What is the purpose of the endowment? Most people answer: to smooth out fluctuations in the budget and be a source of funding. However, investment swings in the MIT endowment over the past five years have dwarfed distributions (see Figure 1). Furthermore, these investment swings have been used to justify painful cuts in budget and staff, so that the endowment has been a cause of fluctuations in the budget instead of smoothing them out.
During the current process of renewal at the Institute, we need transparency while reformulating the endowment strategy -- defined as the development, investment and distribution strategies taken together. Transparency promotes support from current members of the Institute community and future donors as well.
In that spirit, I suggest that we have been overexposed to the volatile stock market (see Figure 2). Coupled with a distribution strategy which transmits some of those fluctuations of the market to the budget, this has led to problems despite significantly outperforming the market over time. In other words, the problem has been excess volatility, rather than cumulative returns.
If combinations of more return and less volatility “dominate”, then over five years MIT endowment performance has been ex-post dominated by a simple bond portfolio (see Figure 3). While it has also been dominated by select peers, they are not as useful as a reference.
Might we benefit from reconceptualizing our endowment strategy as aggressively as other aspects of the Institute have been scrutinized? Can we really afford to lose in the stock market amounts that we can’t afford to distribute to our budget? I suggest we establish a target for portfolio volatility which is only modestly above low risk bonds, coupled with a distribution strategy which prioritizes smoothing out the budget.
Big gains in the stock market year-to-date provide a golden opportunity to take the money off the table. “Speculation” could be used to refer to investments with so much volatility as to affect consumption standards in the relatively near term.

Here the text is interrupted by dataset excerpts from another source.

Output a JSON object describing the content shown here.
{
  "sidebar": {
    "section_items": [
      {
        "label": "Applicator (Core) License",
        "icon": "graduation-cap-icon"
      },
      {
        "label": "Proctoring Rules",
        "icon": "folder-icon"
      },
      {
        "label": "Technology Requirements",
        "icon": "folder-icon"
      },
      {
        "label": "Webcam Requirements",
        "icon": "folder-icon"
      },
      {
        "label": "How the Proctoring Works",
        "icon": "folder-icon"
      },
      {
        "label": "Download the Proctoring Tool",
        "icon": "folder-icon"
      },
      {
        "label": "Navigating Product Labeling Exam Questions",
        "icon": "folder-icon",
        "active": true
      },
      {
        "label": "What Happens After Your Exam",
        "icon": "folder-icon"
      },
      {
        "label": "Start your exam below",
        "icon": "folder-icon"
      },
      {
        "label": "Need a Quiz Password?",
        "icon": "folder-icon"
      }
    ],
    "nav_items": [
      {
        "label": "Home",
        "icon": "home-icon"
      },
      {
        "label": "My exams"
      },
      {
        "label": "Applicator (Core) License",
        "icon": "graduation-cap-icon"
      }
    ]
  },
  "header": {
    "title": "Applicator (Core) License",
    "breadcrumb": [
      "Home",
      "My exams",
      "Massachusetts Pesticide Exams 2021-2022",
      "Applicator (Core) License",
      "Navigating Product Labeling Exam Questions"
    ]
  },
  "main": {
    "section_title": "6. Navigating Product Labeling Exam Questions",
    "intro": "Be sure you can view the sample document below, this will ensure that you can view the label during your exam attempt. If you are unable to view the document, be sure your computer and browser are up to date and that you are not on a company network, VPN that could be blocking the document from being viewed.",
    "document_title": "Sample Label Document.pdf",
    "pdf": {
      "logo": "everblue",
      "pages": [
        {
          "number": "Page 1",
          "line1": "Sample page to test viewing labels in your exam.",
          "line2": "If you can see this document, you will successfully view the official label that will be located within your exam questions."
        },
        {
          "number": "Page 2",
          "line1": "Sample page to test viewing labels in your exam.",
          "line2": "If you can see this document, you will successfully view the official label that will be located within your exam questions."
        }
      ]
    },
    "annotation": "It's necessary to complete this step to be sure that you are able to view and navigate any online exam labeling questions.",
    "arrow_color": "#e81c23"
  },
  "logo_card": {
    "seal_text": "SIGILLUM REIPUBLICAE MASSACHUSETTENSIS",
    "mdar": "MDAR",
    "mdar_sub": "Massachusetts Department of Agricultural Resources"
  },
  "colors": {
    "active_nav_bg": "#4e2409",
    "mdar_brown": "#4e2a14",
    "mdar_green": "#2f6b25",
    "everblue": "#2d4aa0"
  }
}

From my point of view, many donors could be disinclined to pay for (or see their contributions exposed to) speculative losses. “Gambling” might be used to describe speculation with a negative expected return, which might well apply to the post-election stock market.
In finance, the “endowment effect” means having a reference, and that relative to that reference losses are felt more strongly than gains. Our endowment reference should be a conservative investment strategy, coupled with a distribution strategy whose first priority is to avoid cutbacks in programmed budget outlays. I believe this could be an important first component of making the endowment better support MIT’s mission of socially beneficial research and education.
William J. Hartnett PhD ’96 is a former Visiting Scholar at the Sloan School Of Management’s Fin-ance Group.